What was pushed to the front this season was Marcus’s struggle with depression. It’s somewhat jarring the first time an episode is narrated by him, but the perspective of it being something biological and uncontrollable and that subsumes everything else is not one I’ve often seen laid out so plainly in drama and I appreciated it a great deal. His family, wholly unlike Georgia’s approach, deals with it rather matter-of-factly, expressing their concerns for him, increasing his medication, talking to his therapist, and keeping an eye on him as much as possible.

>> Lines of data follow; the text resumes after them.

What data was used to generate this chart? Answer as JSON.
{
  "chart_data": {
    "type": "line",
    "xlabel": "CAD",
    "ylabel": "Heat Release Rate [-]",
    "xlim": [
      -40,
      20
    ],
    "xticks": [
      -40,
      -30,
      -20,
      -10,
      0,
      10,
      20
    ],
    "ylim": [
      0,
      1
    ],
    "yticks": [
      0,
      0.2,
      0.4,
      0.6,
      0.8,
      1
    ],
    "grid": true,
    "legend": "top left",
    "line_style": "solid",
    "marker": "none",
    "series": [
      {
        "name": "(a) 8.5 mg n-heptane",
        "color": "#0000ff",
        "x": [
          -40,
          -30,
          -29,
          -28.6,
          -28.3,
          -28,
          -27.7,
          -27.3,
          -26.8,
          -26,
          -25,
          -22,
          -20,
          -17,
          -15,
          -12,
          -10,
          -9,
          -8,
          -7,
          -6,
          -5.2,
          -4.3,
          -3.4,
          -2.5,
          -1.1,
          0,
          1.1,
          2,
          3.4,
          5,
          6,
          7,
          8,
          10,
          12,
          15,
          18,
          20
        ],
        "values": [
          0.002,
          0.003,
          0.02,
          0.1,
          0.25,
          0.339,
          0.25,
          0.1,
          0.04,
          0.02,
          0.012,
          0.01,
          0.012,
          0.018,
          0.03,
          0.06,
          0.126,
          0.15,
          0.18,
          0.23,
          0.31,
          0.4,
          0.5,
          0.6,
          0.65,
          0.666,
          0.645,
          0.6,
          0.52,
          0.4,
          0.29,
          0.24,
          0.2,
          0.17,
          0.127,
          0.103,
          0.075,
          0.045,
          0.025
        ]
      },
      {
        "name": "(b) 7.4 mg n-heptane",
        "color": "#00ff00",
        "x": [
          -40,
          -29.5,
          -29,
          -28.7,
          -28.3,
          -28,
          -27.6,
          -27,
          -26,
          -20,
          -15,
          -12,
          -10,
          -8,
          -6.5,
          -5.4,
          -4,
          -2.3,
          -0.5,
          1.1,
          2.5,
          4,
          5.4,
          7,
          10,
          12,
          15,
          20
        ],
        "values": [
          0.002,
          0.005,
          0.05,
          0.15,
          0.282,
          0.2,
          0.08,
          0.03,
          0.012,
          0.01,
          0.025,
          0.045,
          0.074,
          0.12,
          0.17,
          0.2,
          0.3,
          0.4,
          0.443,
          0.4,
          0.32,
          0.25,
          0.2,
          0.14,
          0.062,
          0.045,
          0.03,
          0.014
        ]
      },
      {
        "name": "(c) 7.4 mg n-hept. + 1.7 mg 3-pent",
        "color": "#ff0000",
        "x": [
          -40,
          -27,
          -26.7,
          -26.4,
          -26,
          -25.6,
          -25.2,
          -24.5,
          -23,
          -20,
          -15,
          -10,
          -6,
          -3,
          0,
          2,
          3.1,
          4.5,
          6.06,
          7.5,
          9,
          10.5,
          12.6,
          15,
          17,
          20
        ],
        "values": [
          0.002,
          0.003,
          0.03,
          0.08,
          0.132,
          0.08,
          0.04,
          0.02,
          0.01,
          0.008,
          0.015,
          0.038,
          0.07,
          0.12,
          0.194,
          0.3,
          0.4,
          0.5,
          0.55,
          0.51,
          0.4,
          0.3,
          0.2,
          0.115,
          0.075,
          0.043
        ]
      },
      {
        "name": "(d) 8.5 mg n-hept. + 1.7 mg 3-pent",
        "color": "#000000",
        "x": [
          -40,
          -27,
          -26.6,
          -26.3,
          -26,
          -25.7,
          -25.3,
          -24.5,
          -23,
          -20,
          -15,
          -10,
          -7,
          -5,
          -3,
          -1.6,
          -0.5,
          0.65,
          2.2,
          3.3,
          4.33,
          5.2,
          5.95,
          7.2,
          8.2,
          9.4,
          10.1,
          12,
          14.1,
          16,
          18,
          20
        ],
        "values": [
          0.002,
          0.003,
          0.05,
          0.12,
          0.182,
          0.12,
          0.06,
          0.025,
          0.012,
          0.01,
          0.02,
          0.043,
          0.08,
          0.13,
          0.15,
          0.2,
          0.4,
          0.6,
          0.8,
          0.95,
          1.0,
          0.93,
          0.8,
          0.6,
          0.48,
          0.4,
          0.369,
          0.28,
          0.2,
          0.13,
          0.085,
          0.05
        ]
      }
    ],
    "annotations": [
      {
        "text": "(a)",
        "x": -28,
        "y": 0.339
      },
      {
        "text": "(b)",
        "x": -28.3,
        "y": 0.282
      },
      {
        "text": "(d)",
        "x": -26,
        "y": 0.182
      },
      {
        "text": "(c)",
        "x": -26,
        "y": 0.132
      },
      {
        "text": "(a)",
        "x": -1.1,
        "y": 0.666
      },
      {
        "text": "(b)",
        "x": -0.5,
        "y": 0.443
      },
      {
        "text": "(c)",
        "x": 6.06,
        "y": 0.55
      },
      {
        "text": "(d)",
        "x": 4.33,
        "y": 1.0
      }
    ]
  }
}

You know what I appreciated less, though? Cynthia’s (Sabrina Grdevich) whole storyline. First of all, I felt like I was watching a tennis match, the way her opinion about Georgia kept lobbing back and forth. Or maybe it didn’t change, but Cynthia kept changing what she would do for Georgia? I don’t know. Her entire character feels somewhat mushy and undeveloped to me in a show full of characters where even minor ones seem to have clear motivations and backstories. I just don’t understand what Cynthia is doing, and I feel like someone different is writing her from one scene to the next.
Plus, she has a dalliance with someone that makes absolutely no sense for either of them. I honestly looked like a dog tilting its head in confusion the whole time it was going down. And then how it ended made no sense, including the speech the other person involved made about ending it. It was not a good break-up speech, and it felt oddly creepy from a character who is not supposed to be creepy. I was absolutely befuddled. Also, while on some level I understand what happened between Cynthia’s husband and Georgia, it made such big logical leaps and bounds that I pulled some muscles trying to go along with it. It was a point where the show really lost me and I’m not sure exactly how they’re going to demonstrate that it was a valid choice going forward. (I’m sorry. This is all very cagey to avoid spoilers.) And while I’m complaining, let me add that the end felt rushed and crushed into place. Like they had run out of time and space, but still had to drag this thing across the finish line. I wish they would have let it end someplace earlier in the story, but I also get the need to cram in all in case Netflix doesn’t renew it for a third season. Because goodness knows Netflix… Well, that is a rant for another time and place. But to close out this fairly long rant—er, review—I think the second season of Ginny and Georgia adds depth and nuance to the characters and intrigue to the plot, though they really need to try to put the horse back in the barn with whole Georgia and Cynthia’s husband situation, AND they need get Joe back in the race. Meanwhile, I clearly need to spend some time coming up with some non-horse racing related metaphors before next season.